Gelelim kadın programlarına kadın programlarının derdi de şiddet. Tüm programlara bakın şiddet olmadığı zaman ilk yüz program içinde 80’li sıralarda olan bir dizide şiddet ağırlıklı bir uygulama olduğu zaman bakıyorsunuz adı geçen program 30-40 sınırlarına yükseliyor. Bu durum şirket yöneticileri tarafından senaristlere aktarılıyor ve dizi şiddet içeren bir konuma geliyor.
Reytingleri belirleyen halk olduğuna göre. seyircinin büyük çoğunluğu şiddet istiyor.Bunu nasıl ortadan kaldıracağımızı düşünmemiz gerekiyor.

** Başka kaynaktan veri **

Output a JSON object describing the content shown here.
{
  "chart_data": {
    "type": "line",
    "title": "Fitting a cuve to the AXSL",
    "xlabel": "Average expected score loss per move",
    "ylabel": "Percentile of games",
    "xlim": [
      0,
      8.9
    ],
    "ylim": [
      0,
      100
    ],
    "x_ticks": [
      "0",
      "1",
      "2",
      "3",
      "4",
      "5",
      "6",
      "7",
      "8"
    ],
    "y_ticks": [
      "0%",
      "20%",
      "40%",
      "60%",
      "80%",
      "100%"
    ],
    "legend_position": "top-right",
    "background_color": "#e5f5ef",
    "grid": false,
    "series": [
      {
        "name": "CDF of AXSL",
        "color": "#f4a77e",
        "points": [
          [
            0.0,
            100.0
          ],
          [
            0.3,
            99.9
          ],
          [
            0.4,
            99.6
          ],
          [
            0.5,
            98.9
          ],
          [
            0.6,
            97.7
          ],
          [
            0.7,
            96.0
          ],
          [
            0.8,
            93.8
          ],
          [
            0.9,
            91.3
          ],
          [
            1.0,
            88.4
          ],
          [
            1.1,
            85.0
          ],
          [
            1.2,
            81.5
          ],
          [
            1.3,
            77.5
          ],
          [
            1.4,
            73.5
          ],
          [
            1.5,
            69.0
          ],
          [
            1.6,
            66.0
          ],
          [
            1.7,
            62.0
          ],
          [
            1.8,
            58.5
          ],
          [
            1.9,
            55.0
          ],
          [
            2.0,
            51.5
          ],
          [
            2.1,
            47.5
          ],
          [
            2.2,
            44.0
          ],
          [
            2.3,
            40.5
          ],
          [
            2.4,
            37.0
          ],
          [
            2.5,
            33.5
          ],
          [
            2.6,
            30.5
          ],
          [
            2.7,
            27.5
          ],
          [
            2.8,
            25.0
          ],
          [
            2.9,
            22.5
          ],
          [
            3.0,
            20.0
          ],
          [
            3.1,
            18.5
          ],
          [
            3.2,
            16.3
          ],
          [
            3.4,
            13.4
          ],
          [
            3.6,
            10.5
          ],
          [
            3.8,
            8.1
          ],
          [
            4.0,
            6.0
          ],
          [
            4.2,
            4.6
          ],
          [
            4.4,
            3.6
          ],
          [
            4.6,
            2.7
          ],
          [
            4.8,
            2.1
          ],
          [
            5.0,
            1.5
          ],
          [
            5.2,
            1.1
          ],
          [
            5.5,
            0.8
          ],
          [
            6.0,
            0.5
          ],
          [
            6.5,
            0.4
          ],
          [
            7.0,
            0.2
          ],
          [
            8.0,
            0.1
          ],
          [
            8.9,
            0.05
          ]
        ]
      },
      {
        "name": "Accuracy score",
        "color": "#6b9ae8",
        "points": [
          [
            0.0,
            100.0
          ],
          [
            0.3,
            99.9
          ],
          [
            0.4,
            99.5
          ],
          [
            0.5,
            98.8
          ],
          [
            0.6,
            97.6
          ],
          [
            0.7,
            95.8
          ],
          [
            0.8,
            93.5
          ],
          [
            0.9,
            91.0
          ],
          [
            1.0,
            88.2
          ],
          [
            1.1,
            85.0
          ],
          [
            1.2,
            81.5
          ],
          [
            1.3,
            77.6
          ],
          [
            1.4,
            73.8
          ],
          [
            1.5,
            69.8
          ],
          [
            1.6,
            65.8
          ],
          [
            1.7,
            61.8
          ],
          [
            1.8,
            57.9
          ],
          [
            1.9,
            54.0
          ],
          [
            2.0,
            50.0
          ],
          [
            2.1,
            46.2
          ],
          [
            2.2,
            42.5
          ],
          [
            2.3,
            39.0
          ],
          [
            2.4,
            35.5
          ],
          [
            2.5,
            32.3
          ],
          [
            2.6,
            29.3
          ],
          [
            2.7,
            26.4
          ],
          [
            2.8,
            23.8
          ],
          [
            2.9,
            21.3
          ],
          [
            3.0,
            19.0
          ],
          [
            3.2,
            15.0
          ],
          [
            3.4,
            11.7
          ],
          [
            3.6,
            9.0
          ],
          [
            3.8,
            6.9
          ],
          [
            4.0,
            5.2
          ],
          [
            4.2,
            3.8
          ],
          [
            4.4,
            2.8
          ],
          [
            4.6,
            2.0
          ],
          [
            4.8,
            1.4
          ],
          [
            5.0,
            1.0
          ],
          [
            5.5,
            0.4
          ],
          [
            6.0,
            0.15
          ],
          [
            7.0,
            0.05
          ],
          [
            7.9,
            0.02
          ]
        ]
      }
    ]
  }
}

Televizyon haber kanallarında da durum farklı değil. Yapılan oturumların başlangıcında birbirlerine centilmenlik örnekleri sergileyen katılımcıların kısa süre sonra canavarlaştıklarına şahit oluyoruz.
BUNLARI NASIL MOZAİKLEŞTİRECEĞİZ
Bilindiği gibi televizyon kanallarında filmler dahil sigara görüntülerinin mozaiklenerek görüntülerinin bozulduğuna şahit olurken, yukarıda konu ettiğimiz programları acaba RTÜK ne zaman mozaikleyecek diye de bir beklenti içinde olmamız akıllıca bir durum değil mi?